Optimizes reasoning: “After retrieving, compare the claim to the context before answering.”
Step 3: Test the Librarian
Let’s ask about Napoleon’s kangaroo:
response = compiled_factcheck(claim="Napoleon had a pet kangaroo")
print(response.explanation)
Output:
“True. Napoleon received a kangaroo as a gift from Australia in 1803, documented in historical records.”
No more bluffing! Chatty now:
Retrieves facts.
Reasons over them.
Answers grounded in evidence.
Why This Beats Manual Prompt Engineering
Manual Approach:
prompt = """
Verify this claim: {claim}.
Steps:
1. Search the database for relevant facts.
2. Compare the claim to the facts.
3. If unsure, say 'Unknown'.
"""
# Chatty’s response: "Step 1: I love databases! Let me write a song about them instead."
DSPy Approach:
Retrieval is programmatic: No need to beg—the
Retrieve
module forces the model to fetch data.Reasoning is structured:
ChainOfThought
breaks the task into steps, like a teacher guiding a student.
The Bigger Picture: DSPy Is a LEGO Master
DSPy modules (Predict
, Retrieve
, ChainOfThought
) snap together like LEGO bricks. Want to add a fact-checking step? Just plug in another module:
self.validate_sources = dspy.Predict("context -> is_reliable")
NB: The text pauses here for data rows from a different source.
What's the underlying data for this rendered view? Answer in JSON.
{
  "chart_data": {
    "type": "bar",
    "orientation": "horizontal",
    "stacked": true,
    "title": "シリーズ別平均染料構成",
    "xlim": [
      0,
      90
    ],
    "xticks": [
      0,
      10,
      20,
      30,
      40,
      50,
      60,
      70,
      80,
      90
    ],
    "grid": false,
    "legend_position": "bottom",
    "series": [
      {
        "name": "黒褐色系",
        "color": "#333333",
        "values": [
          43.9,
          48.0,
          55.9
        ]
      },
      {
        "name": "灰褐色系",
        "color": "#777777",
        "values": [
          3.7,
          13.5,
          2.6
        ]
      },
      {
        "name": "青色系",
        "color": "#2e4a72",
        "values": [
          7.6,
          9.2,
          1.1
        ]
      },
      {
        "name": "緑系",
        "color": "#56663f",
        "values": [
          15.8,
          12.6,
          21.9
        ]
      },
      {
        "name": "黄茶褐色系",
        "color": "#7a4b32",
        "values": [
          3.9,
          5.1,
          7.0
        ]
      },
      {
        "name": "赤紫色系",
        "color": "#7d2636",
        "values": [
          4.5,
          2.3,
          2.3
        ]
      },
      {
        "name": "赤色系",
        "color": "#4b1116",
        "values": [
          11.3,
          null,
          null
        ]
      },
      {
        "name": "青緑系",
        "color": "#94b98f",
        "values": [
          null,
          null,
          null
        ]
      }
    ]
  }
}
No more fragile pipelines. DSPy compiles the entire workflow into a robust system.
What’s Next?
Our librarian is now reliable… until it meets ambiguous claims (“Some say Earth is flat”) or trolls (“Bananas are a government spy tool”).
In Part 4, we’ll arm Chatty with assertions and safeguards to handle chaos. Sneak peek:
dspy.Assert(
len(context) > 0,
"Don’t answer if you have no sources!"
)
TL;DR: DSPy doesn’t just ask models to be truthful—it programs them to be. Retrieval + reasoning = hallucinations evicted.
Stay tuned for Part 4, where we’ll teach Chatty to say “I don’t know” (and shut down conspiracy theories).
Homework: Try the code above with a claim like “Einstein invented the internet.” Watch DSPy retrieve facts about Einstein (no, he didn’t) and Tim Berners-Lee (sort of). Magic? No—just good engineering.